Impeachment Update

Impeachment Update

Abby Shepherd, Lead Editor

On December 18th 2019, President Donald Trump joined an exclusive group, becoming the 3rd president in history to be impeached. The House of Representatives approved two articles of impeachment against him; Abuse of Power and Obstruction of Congress. The Senate trial began January 21st, and is scheduled to conclude on February 5th. It is expected that Trump will be acquitted of both articles.

Both articles concern Trump’s July 25th phone conversation with Ukraine’s president, Volodymyr Zelensky, and his subsequent attempts to halt the House Intelligence Committee Democrats’ investigation into the call.

The impeachment stems from an initial whistleblower in the White House administration who claimed that Trump was attempting to coordinate with Zelensky in order to help further his own political interests. As recorded in the phone call, Trump asked Zelensky to investigate former Vice President Joseph Biden, a rival in the upcoming 2020 presidential election, and his son Hunter. It was revealed that before this call took place, the State Department and Pentagon were informed Trump was withholding $392 million in military aid to Ukraine but were not told why. This information furthers the case that Trump was in the process of putting pressure on Ukraine in exchange for information, which falls under the Abuse of Power article.

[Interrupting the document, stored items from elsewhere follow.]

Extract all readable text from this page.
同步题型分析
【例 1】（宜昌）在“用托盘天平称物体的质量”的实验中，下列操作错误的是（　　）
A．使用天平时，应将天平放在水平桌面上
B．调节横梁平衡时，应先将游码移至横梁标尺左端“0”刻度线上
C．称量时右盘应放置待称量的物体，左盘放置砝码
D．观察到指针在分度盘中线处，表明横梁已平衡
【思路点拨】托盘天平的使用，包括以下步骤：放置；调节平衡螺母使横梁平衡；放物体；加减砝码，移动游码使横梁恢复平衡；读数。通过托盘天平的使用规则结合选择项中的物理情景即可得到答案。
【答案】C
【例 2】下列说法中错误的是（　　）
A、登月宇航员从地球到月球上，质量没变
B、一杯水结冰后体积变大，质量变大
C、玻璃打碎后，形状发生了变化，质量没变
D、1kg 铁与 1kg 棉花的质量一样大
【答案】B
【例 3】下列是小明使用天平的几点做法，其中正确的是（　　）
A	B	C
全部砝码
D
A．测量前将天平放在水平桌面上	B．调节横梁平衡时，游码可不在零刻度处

Once Congress decided to investigate the whistleblower’s complaint, Trump ordered his administration to defy the House’s request. This act led the House to add the article of Obstruction of Congress to the list of Trump’s offenses.

The House impeachment inquiry stretched from late September to mid December. In that time, current and former Trump administration officials were interviewed behind closed doors by the House Intelligence, the Foreign Affairs, and the Oversight Committees. The process became public weeks later, with administration officials and legal experts testifying in front of the House Intelligence and House Judiciary Committees. The articles were approved December 18th, and the Speaker of the House, Nancy Pelosi, waited a month to send the articles on to the Senate to be debated.

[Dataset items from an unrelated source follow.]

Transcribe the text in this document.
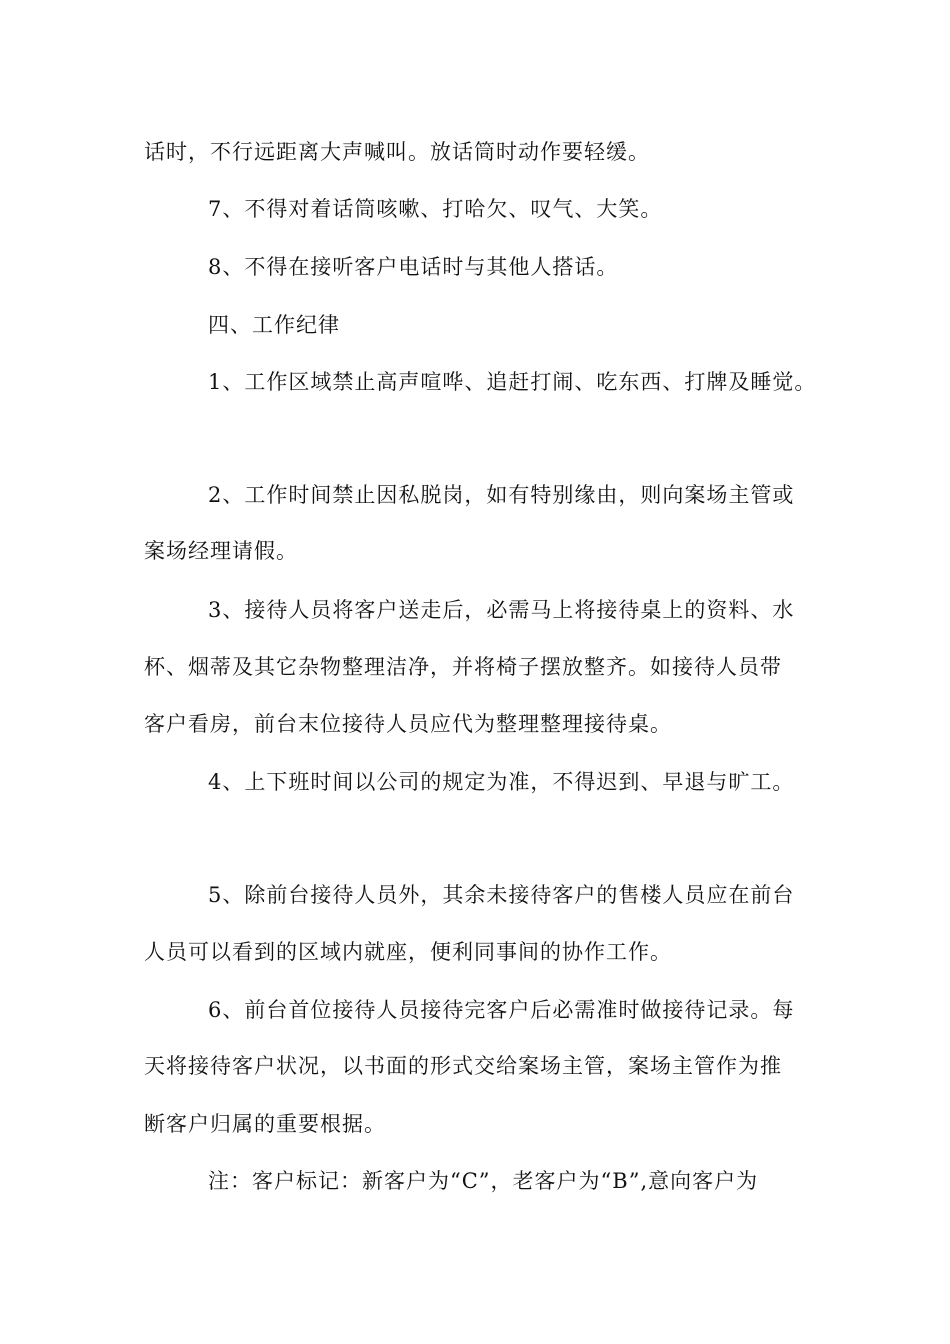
话时，不行远距离大声喊叫。放话筒时动作要轻缓。
7、不得对着话筒咳嗽、打哈欠、叹气、大笑。
8、不得在接听客户电话时与其他人搭话。
四、工作纪律
1、工作区域禁止高声喧哗、追赶打闹、吃东西、打牌及睡觉。
2、工作时间禁止因私脱岗，如有特别缘由，则向案场主管或
案场经理请假。
3、接待人员将客户送走后，必需马上将接待桌上的资料、水
杯、烟蒂及其它杂物整理洁净，并将椅子摆放整齐。如接待人员带
客户看房，前台末位接待人员应代为整理整理接待桌。
4、上下班时间以公司的规定为准，不得迟到、早退与旷工。
5、除前台接待人员外，其余未接待客户的售楼人员应在前台
人员可以看到的区域内就座，便利同事间的协作工作。
6、前台首位接待人员接待完客户后必需准时做接待记录。每
天将接待客户状况，以书面的形式交给案场主管，案场主管作为推
断客户归属的重要根据。
注：客户标记：新客户为“C”，老客户为“B”,意向客户为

Senior Sophia Hillman, a student in DS Political Science, believes that the House of Representatives made the right call in impeaching Trump. “I just believe that with all the information that has come out about the genuine crimes he’s committed, I believe that shouldn’t be something that we should overlook just because he’s in a position of power,” she said. “I believe that if it’s an impeachable offense, he should be held accountable and held to that standard just like the rest of society.”

On January 15th, the House voted affirmatively to send both of the articles to the Senate. Chief Justice John Roberts presided over the Senate trial, although he did not have control over most of the proceedings. During an impeachment trial, the Senate must act as the judge and the jury. This role includes calling the witnesses, which was a point of disagreement between Republican and Democratic senators. Senator Democratic leader Chuck Schumer wanted to call four witnesses that did not agree to talk to House investigators during the House inquiry, like former national security advisor John Bolton. Senate Majority Leader Mitch McConnell wished to avoid this scenario, and instead wanted a speedy trial with no surprises. He ultimately got his wish, as Senate Republicans defeated the effort by Democrats to call witnesses with a vote on January 31st. 

Hillman also believes that calling witnesses is a necessary part of the trial. “Ultimately if there’s a witness, I think you should call them,” she said. “That’s how we’re going to get the truth to come out.”

The Republican-Democrat split is nothing new. DS Political Science teacher, Paul Williams, believes that the impeachment trial was comparable to Bill Clinton’s in 1998. “You really started to see that polarization of parties in the ‘90s, and it hasn’t lessened, in fact I think it’s gotten worse.”

With impeachment occurring just months before the 2020 presidential election, it’s unclear how this will affect voters and their decision. A Pew Research Center poll reports that 46% of U.S. adults believe the outcome of the Senate trial should lead to Trump remaining in office. A senior aide to Trump informed Time that the ordeal “absolutely makes [Trump] stronger.” This seems to be the thought process of many Americans who already support Trump, and from various polls it doesn’t appear that they will be backing away from their candidate. 

Williams also reflected on the effect the trial will have on the 2020 election. “For people who absolutely dislike Trump, this isn’t changing their minds. For his base, this isn’t shaking their belief in him either,” he said. “I think it will impact senators on their reelection depending on the state. The ones that will be interesting to watch will be the Republicans in the blue states and the Democrats in the red states, because they’re the ones [impeachment] may politically hurt the most.”